🤖 AI Summary
This paper addresses the realizability problem for Least Common Ancestor (LCA) constraint sets: given a collection of pairwise LCA constraints over a leaf set (X), determine whether they can be realized by a rooted tree, a directed acyclic graph (DAG), or a regular phylogenetic network. We generalize Aho et al.’s classical LCA constraint framework to DAGs and regular phylogenetic networks, introducing the *+-closure* operation and its associated canonical graph construction, and proving its completeness. We establish that DAG realizability is equivalent to consistency between the classical closure and the +-closure.
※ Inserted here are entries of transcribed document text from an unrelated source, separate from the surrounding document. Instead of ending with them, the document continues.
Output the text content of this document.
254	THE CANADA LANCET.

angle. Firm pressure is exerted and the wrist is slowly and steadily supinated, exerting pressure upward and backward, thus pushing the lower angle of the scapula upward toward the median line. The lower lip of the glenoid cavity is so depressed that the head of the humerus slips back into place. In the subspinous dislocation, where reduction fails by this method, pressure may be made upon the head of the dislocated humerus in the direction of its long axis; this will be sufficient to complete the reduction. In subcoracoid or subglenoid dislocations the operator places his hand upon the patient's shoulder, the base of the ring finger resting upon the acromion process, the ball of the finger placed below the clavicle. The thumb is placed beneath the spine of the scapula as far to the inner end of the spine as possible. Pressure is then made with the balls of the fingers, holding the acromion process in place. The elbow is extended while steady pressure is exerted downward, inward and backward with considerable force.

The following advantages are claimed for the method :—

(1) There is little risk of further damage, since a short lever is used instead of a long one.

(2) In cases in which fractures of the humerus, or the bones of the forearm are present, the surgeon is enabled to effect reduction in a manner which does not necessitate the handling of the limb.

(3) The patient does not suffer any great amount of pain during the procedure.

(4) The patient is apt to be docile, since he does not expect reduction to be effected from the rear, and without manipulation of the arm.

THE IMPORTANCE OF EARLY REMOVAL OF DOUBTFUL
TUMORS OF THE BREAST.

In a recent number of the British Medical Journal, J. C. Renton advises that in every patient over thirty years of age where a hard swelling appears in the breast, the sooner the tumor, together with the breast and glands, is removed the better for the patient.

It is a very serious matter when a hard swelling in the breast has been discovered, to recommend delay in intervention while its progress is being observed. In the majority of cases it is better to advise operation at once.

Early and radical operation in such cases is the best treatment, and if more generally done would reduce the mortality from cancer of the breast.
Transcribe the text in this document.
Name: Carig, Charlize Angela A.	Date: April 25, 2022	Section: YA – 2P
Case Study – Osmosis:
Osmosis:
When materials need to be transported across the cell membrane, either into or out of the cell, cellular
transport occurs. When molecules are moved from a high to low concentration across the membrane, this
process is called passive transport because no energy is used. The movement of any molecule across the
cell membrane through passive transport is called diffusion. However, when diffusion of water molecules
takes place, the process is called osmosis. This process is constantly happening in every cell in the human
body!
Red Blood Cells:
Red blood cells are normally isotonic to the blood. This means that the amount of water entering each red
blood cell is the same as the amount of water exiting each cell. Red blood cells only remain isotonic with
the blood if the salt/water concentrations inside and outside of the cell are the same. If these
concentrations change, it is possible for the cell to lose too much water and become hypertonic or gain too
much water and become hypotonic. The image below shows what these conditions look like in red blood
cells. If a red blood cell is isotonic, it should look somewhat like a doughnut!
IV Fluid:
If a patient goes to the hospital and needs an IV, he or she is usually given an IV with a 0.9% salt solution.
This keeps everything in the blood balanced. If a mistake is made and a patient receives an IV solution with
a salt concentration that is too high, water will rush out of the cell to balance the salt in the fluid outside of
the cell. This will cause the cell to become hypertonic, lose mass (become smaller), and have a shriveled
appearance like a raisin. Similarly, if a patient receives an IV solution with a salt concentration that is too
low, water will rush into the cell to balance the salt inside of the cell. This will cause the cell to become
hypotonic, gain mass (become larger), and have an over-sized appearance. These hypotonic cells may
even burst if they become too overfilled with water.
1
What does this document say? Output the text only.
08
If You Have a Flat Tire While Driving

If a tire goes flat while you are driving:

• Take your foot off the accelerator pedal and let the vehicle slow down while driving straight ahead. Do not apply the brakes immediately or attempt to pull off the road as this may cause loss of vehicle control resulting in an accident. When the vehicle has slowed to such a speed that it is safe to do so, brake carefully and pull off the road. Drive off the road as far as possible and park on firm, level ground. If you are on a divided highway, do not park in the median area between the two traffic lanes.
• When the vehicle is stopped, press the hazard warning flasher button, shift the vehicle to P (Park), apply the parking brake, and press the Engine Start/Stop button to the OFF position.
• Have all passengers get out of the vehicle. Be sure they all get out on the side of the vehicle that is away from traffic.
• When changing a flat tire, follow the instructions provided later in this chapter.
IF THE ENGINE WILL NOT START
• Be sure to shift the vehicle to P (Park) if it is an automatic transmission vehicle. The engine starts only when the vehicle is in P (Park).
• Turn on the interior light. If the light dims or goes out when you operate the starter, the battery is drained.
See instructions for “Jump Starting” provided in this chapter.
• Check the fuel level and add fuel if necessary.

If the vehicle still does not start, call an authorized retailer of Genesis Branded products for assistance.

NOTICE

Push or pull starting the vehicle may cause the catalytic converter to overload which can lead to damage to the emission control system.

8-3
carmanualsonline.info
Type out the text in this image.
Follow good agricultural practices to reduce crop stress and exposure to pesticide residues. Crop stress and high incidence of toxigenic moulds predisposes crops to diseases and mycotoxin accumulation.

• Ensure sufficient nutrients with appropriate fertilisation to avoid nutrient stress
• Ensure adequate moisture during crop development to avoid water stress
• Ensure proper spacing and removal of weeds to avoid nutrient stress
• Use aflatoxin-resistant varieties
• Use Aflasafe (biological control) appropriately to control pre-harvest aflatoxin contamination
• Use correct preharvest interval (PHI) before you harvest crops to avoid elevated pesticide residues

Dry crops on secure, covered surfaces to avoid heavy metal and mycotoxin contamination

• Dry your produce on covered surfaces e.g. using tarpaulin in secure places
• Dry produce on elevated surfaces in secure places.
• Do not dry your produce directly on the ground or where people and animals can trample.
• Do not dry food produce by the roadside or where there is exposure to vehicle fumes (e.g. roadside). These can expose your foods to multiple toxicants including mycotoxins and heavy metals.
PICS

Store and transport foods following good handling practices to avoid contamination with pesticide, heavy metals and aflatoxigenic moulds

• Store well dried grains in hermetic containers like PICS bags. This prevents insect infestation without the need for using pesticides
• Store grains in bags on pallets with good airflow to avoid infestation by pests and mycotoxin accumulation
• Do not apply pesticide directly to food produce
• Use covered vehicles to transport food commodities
We design polynomial-time algorithms for (i) deciding DAG realizability of arbitrary LCA constraint sets, (ii) constructing the unique canonical DAG when realizable, and (iii) generating a regular phylogenetic network. Our results unify and extend hierarchical inference theory, providing a rigorous, efficient formal framework for modeling non-treelike evolutionary relationships.
📝 Abstract
A least common ancestor (LCA) of two leaves in a directed acyclic graph (DAG) is a vertex that is an ancestor of both leaves and has no proper descendant that is also their common ancestor. LCAs capture hierarchical relationships in rooted trees and, more generally, in DAGs. In 1981, Aho et al. introduced the problem of determining whether a set of pairwise LCA constraints on a set $X$, of the form $(i,j)<(k,l)$ with $i,j,k,lin X$, can be realized by a rooted tree whose leaf set is $X$, such that whenever $(i,j)<(k,l)$, the LCA of $i,j$ is a descendant of that of $k,l$. They also presented a polynomial-time algorithm, BUILD, to solve this problem. However, many such constraint systems cannot be realized by any tree, prompting the question of whether they can be realized by a more general DAG. We extend Aho et al.'s framework from trees to DAGs, providing both theoretical and algorithmic foundations for reasoning about LCA constraints in this broader setting. Given a collection $R$ of LCA constraints, we define its $+$-closure $R^+$, capturing additional LCA relations implied by $R$. Using $R^+$, we construct a canonical DAG $G_R$ and prove that $R$ is DAG-realizable if and only if it is realized by $G_R$. We further adapt this construction to phylogenetic networks, defining a canonical network $N_R$ and prove that it is regular, i.e., it coincides with the Hasse diagram of its underlying set system. Finally, we show that for any DAG-realizable $R$, its classical closure - comprising all LCA constraints that hold in every DAG realizing $R$ - coincides with its $+$-closure. All constructions are computable in polynomial time, and we provide explicit algorithms for each.